Chicken breasts spiced with ground coriander and fresh lime juice pair perfectly with this chunky avocado and tomato salsa!
Like the ADULT that I am, I like to cook my own meals. Sometimes I’m cooking for groups, sometimes for small dinner parties, and sometimes just for one person.
I love recipes that can easily be adjusted to suit the number of servings you’d like to make. You can make this recipe for one (no judgement, guys), or make the full recipe and save the leftovers for new creations.
I used the leftover chicken in tacos and on a salad, while the salsa was used up as a topping for scrambled eggs.
This quick recipe uses a five-minute ground coriander and lime juice marinade for the chicken, and provides time for you to whip up the chunky avocado salsa while the chicken cooks on the stove.
Save some time on your avocados with this great 3-in-1 Avocado peeler, slicer and pitter tool.
If you’re really feeling ambitious, start the whole thing off with a pot of rice (here’s my no-fail rice method!) and then use any leftovers to make fried rice later in the week.
You’ll want to use your cast iron pan for this one if you really want that beautiful color on your chicken. Non-stick will work, too, but nothing beats cast iron! I use this inexpensive pan from Lodge just about every day of the week.
Here’s the Recipe!
Coriander Lime Chicken with Chunky Avocado Salsa Recipe
For the Chicken
- 2 tablespoons ground coriander
- 1/4 cup freshly squeezed lime juice
- 1/4 cup extra virgin olive oil
- 1 teaspoon salt
- 2 teaspoons garlic power
- 3 large chicken breasts - sliced horizontally (parallel to the cutting board) into 2 thin pieces
For the Salsa
- 1 cup chopped tomato
- 2 tablespoons minced yellow or red onion
- 2 teaspoons lime juice
- 1/2 teaspoon salt
- 1/4 teaspoon black pepper
- 1 avocado - peeled and diced
- Combine the coriander, lime juice, olive oil, salt and garlic powder in a large zipper-close bag. Add the thin chicken breast pieces and allow to marinate for 5 minutes.

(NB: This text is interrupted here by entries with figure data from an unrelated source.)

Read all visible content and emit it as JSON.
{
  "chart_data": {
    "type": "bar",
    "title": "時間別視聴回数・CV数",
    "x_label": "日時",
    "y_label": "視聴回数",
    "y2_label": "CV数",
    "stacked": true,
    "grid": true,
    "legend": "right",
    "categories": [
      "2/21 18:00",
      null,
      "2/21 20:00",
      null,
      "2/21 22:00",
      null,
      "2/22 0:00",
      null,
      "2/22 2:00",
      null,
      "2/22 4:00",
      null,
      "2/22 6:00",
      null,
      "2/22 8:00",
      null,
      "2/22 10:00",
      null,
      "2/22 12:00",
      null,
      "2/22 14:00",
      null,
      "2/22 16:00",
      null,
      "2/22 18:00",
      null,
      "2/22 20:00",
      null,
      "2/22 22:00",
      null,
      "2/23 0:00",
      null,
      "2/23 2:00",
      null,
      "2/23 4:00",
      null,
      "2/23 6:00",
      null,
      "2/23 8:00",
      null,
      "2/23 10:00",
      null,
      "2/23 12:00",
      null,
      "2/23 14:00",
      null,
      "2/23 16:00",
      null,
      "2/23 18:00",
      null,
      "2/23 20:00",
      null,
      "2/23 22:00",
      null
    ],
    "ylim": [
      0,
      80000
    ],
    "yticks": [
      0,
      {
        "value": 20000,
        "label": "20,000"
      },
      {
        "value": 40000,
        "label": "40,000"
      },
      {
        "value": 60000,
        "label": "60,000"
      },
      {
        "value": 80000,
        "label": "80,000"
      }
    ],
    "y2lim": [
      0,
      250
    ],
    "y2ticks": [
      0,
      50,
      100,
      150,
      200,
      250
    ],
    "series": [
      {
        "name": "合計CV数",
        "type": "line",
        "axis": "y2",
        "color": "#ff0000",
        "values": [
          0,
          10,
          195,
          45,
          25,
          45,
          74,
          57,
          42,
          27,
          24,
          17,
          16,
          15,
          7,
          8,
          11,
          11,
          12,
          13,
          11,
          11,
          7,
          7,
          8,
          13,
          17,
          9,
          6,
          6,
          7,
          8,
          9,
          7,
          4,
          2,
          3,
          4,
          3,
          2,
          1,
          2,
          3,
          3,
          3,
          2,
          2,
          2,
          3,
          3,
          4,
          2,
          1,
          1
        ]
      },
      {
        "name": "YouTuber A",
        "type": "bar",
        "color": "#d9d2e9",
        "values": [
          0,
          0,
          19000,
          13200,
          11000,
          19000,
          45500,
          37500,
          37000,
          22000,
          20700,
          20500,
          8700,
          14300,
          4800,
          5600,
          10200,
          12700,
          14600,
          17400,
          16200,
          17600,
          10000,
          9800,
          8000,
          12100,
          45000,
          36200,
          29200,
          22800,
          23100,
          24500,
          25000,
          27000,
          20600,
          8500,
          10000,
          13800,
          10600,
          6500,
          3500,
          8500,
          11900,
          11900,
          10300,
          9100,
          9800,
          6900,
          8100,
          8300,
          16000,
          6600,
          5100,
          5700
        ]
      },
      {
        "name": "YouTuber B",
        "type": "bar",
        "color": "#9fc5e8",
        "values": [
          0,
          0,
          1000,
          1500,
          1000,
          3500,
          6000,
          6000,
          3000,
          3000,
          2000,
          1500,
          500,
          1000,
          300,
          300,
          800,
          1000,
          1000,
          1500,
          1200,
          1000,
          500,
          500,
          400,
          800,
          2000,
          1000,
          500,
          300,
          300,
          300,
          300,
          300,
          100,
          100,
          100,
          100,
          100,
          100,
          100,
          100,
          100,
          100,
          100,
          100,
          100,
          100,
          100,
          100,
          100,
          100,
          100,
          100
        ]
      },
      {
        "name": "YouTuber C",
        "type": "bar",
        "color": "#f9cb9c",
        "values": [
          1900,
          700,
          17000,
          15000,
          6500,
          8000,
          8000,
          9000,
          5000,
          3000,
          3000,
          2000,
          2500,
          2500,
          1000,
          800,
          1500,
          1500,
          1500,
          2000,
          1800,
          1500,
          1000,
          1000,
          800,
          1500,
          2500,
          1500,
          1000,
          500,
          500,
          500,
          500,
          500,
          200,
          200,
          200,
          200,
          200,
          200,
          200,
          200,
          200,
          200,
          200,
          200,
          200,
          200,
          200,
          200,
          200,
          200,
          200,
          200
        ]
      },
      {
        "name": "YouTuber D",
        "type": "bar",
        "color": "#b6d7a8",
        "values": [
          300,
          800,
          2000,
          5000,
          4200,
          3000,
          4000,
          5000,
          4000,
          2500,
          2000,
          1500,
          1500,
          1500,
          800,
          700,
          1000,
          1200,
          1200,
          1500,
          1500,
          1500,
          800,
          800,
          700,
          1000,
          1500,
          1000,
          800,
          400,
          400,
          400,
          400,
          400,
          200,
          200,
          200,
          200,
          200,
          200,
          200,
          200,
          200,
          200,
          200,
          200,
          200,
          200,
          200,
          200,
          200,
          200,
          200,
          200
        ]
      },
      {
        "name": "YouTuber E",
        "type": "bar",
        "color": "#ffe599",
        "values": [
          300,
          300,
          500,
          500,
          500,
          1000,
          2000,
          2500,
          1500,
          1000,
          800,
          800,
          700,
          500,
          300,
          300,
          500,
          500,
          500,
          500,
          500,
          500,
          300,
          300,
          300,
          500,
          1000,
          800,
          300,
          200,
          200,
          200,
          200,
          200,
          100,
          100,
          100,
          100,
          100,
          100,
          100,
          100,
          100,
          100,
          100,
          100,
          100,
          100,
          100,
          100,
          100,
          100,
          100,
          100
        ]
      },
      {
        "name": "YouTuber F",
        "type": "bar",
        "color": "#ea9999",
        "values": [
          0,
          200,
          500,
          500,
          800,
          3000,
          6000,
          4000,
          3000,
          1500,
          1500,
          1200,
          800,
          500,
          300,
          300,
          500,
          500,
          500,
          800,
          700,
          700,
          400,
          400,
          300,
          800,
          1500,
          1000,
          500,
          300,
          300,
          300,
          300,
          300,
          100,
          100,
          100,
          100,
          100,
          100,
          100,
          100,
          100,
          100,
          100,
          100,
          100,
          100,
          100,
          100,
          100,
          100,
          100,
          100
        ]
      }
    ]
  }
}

- Meanwhile, heat a large cast iron skillet over medium-high heat. Discard the marinade and place three of the chicken pieces into the pre-heated pan. Cook for 2-3 minutes per side until golden brown and cooked through. Remove the cooked chicken and set aside. Repeat with remaining three pieces of chicken.
- While the chicken is cooking, prepare the salsa by combining the tomatoes, onion, lime juice, salt and pepper in a large bowl. Use a wooden spoon to gently fold in the diced avocado. Arrange the cooked chicken pieces on a platter and top with the salsa. Serve hot.